C'est un étrange mois de mars. Etrange car unique. Unique parce que les Bleus auront trois matches, au lieu de deux habituellement. Unique surtout parce que, coincé entre une Coupe du monde qui démarre quasiment ce mercredi et un Euro comme objectif prioritaire, ce printemps démarre avec l'été 2021 et l'hiver 2022 comme lignes de mire.
Mais il ne s'agirait pas de courir deux lièvres à la fois sous peine de s'épuiser inutilement. Jongler n'a jamais été la qualité première de Didier Deschamps et le sélectionneur a suffisamment les idées claires pour établir l'ordre des priorités : d'abord les éliminatoires du Mondial, ensuite l'Euro. Même si l'urgence est d'établir un groupe pour juin prochain, il ne faudrait pas hypothéquer la course au Qatar pour les champions du monde en titre.
Voilà pourquoi le sélectionneur a rappelé la vieille garde (Thomas Lemar, Ousmane Dembélé).
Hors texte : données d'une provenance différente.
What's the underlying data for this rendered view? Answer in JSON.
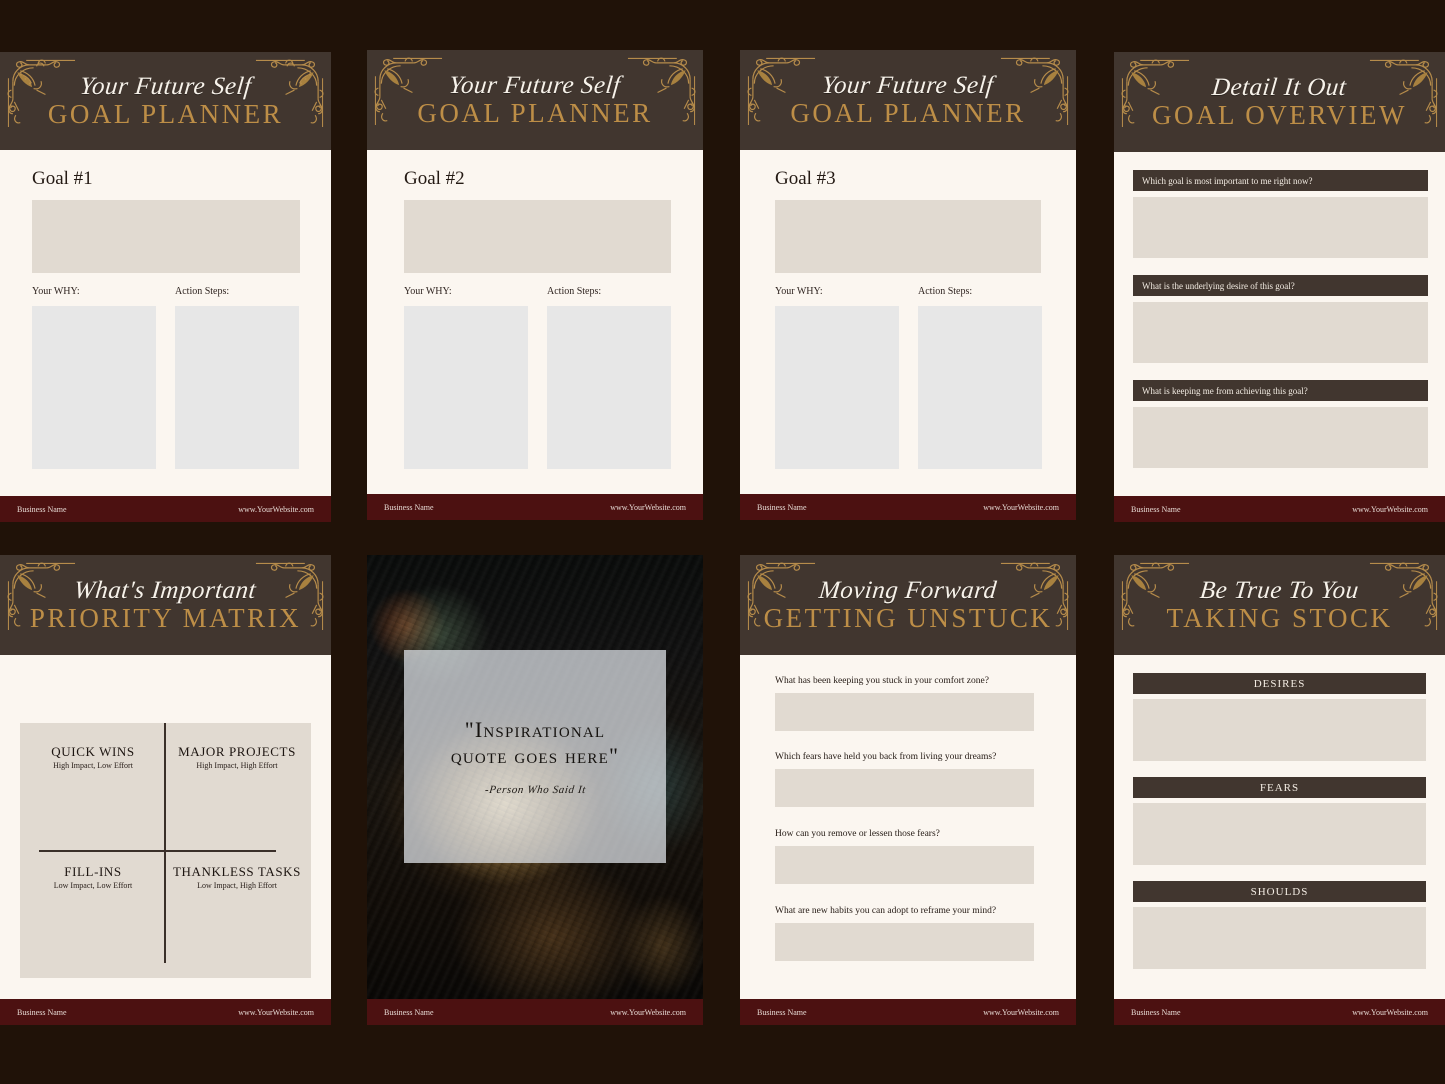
{
  "theme": {
    "page_bg": "#201208",
    "card_bg": "#fbf6f0",
    "header_bg": "#41362f",
    "footer_bg": "#4c1111",
    "gold": "#bd8e47",
    "beige_field": "#e1dad1",
    "gray_field": "#e7e7e7",
    "ink": "#241a14"
  },
  "footer": {
    "business": "Business Name",
    "website": "www.YourWebsite.com"
  },
  "cards": [
    {
      "id": "goal-1",
      "header": {
        "script": "Your Future Self",
        "main": "GOAL PLANNER"
      },
      "goal_title": "Goal #1",
      "why_label": "Your WHY:",
      "action_label": "Action Steps:"
    },
    {
      "id": "goal-2",
      "header": {
        "script": "Your Future Self",
        "main": "GOAL PLANNER"
      },
      "goal_title": "Goal #2",
      "why_label": "Your WHY:",
      "action_label": "Action Steps:"
    },
    {
      "id": "goal-3",
      "header": {
        "script": "Your Future Self",
        "main": "GOAL PLANNER"
      },
      "goal_title": "Goal #3",
      "why_label": "Your WHY:",
      "action_label": "Action Steps:"
    },
    {
      "id": "goal-overview",
      "header": {
        "script": "Detail It Out",
        "main": "GOAL OVERVIEW"
      },
      "questions": [
        "Which goal is most important to me right now?",
        "What is the underlying desire of this goal?",
        "What is keeping me from achieving this goal?"
      ]
    },
    {
      "id": "priority-matrix",
      "header": {
        "script": "What's Important",
        "main": "PRIORITY MATRIX"
      },
      "quadrants": [
        {
          "title": "QUICK WINS",
          "subtitle": "High Impact, Low Effort"
        },
        {
          "title": "MAJOR PROJECTS",
          "subtitle": "High Impact, High Effort"
        },
        {
          "title": "FILL-INS",
          "subtitle": "Low Impact, Low Effort"
        },
        {
          "title": "THANKLESS TASKS",
          "subtitle": "Low Impact, High Effort"
        }
      ]
    },
    {
      "id": "quote",
      "quote_line_1": "\"Inspirational",
      "quote_line_2": "quote goes here\"",
      "author": "-Person Who Said It"
    },
    {
      "id": "getting-unstuck",
      "header": {
        "script": "Moving Forward",
        "main": "GETTING UNSTUCK"
      },
      "questions": [
        "What has been keeping you stuck in your comfort zone?",
        "Which fears have held you back from living your dreams?",
        "How can you remove or lessen those fears?",
        "What are new habits you can adopt to reframe your mind?"
      ]
    },
    {
      "id": "taking-stock",
      "header": {
        "script": "Be True To You",
        "main": "TAKING STOCK"
      },
      "sections": [
        "DESIRES",
        "FEARS",
        "SHOULDS"
      ]
    }
  ]
}
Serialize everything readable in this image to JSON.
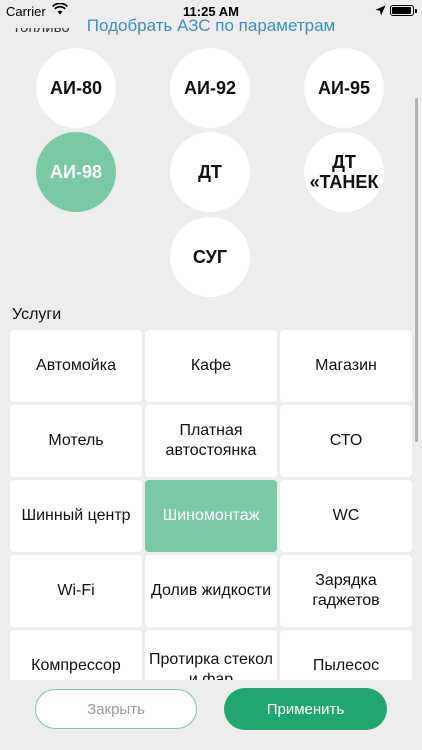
{
  "status_bar": {
    "carrier": "Carrier",
    "time": "11:25 AM"
  },
  "header": {
    "title": "Подобрать АЗС по параметрам",
    "fuel_section_label": "Топливо"
  },
  "fuel": {
    "items": [
      {
        "label": "АИ-80",
        "selected": false
      },
      {
        "label": "АИ-92",
        "selected": false
      },
      {
        "label": "АИ-95",
        "selected": false
      },
      {
        "label": "АИ-98",
        "selected": true
      },
      {
        "label": "ДТ",
        "selected": false
      },
      {
        "label": "ДТ «ТАНЕК",
        "selected": false
      },
      {
        "label": "СУГ",
        "selected": false
      }
    ]
  },
  "services": {
    "title": "Услуги",
    "items": [
      {
        "label": "Автомойка",
        "selected": false
      },
      {
        "label": "Кафе",
        "selected": false
      },
      {
        "label": "Магазин",
        "selected": false
      },
      {
        "label": "Мотель",
        "selected": false
      },
      {
        "label": "Платная автостоянка",
        "selected": false
      },
      {
        "label": "СТО",
        "selected": false
      },
      {
        "label": "Шинный центр",
        "selected": false
      },
      {
        "label": "Шиномонтаж",
        "selected": true
      },
      {
        "label": "WC",
        "selected": false
      },
      {
        "label": "Wi-Fi",
        "selected": false
      },
      {
        "label": "Долив жидкости",
        "selected": false
      },
      {
        "label": "Зарядка гаджетов",
        "selected": false
      },
      {
        "label": "Компрессор",
        "selected": false
      },
      {
        "label": "Протирка стекол и фар",
        "selected": false
      },
      {
        "label": "Пылесос",
        "selected": false
      }
    ]
  },
  "actions": {
    "close_label": "Закрыть",
    "apply_label": "Применить"
  },
  "colors": {
    "accent": "#79c9a4",
    "primary_button": "#22a670",
    "link": "#3f8fbf",
    "background": "#ededed"
  }
}
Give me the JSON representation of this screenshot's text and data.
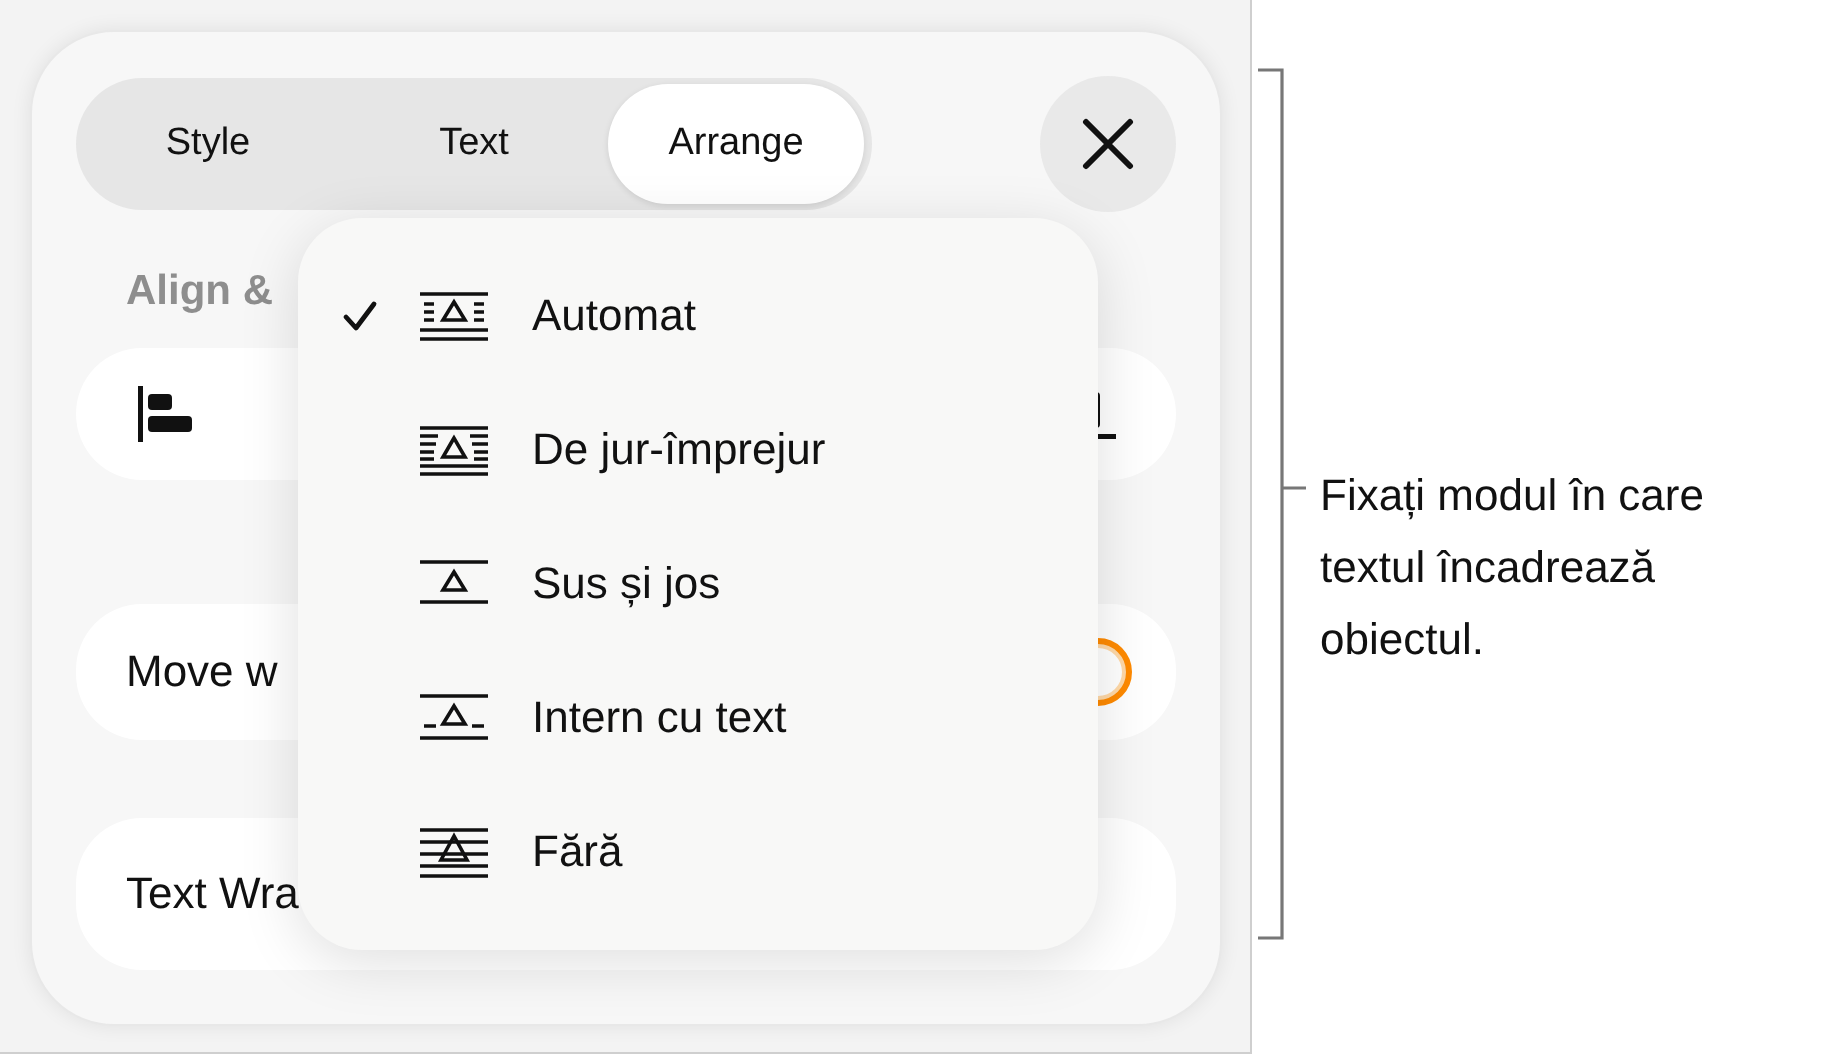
{
  "tabs": [
    {
      "label": "Style",
      "selected": false
    },
    {
      "label": "Text",
      "selected": false
    },
    {
      "label": "Arrange",
      "selected": true
    }
  ],
  "section_label": "Align &",
  "move_row": {
    "label": "Move w",
    "toggle": {
      "on": true
    }
  },
  "text_wrap_row": {
    "label": "Text Wra"
  },
  "wrap_menu": {
    "items": [
      {
        "label": "Automat",
        "kind": "automatic",
        "selected": true
      },
      {
        "label": "De jur-împrejur",
        "kind": "around",
        "selected": false
      },
      {
        "label": "Sus și jos",
        "kind": "top-bottom",
        "selected": false
      },
      {
        "label": "Intern cu text",
        "kind": "inline",
        "selected": false
      },
      {
        "label": "Fără",
        "kind": "none",
        "selected": false
      }
    ]
  },
  "callout": {
    "text": "Fixați modul în care textul încadrează obiectul."
  }
}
Celle qui a décroché l'étoile à Moscou. Plus question de faire des expérimentations, l'heure est à la performance. Même dans un groupe plus qu'abordable, même face à des adversaires qui ne dépassent pas le 24e rang mondial (Ukraine), la France n'a pas le droit au gadin dans un groupe à cinq sélections où le moindre faux-pas pourra se transformer en vrai boulet.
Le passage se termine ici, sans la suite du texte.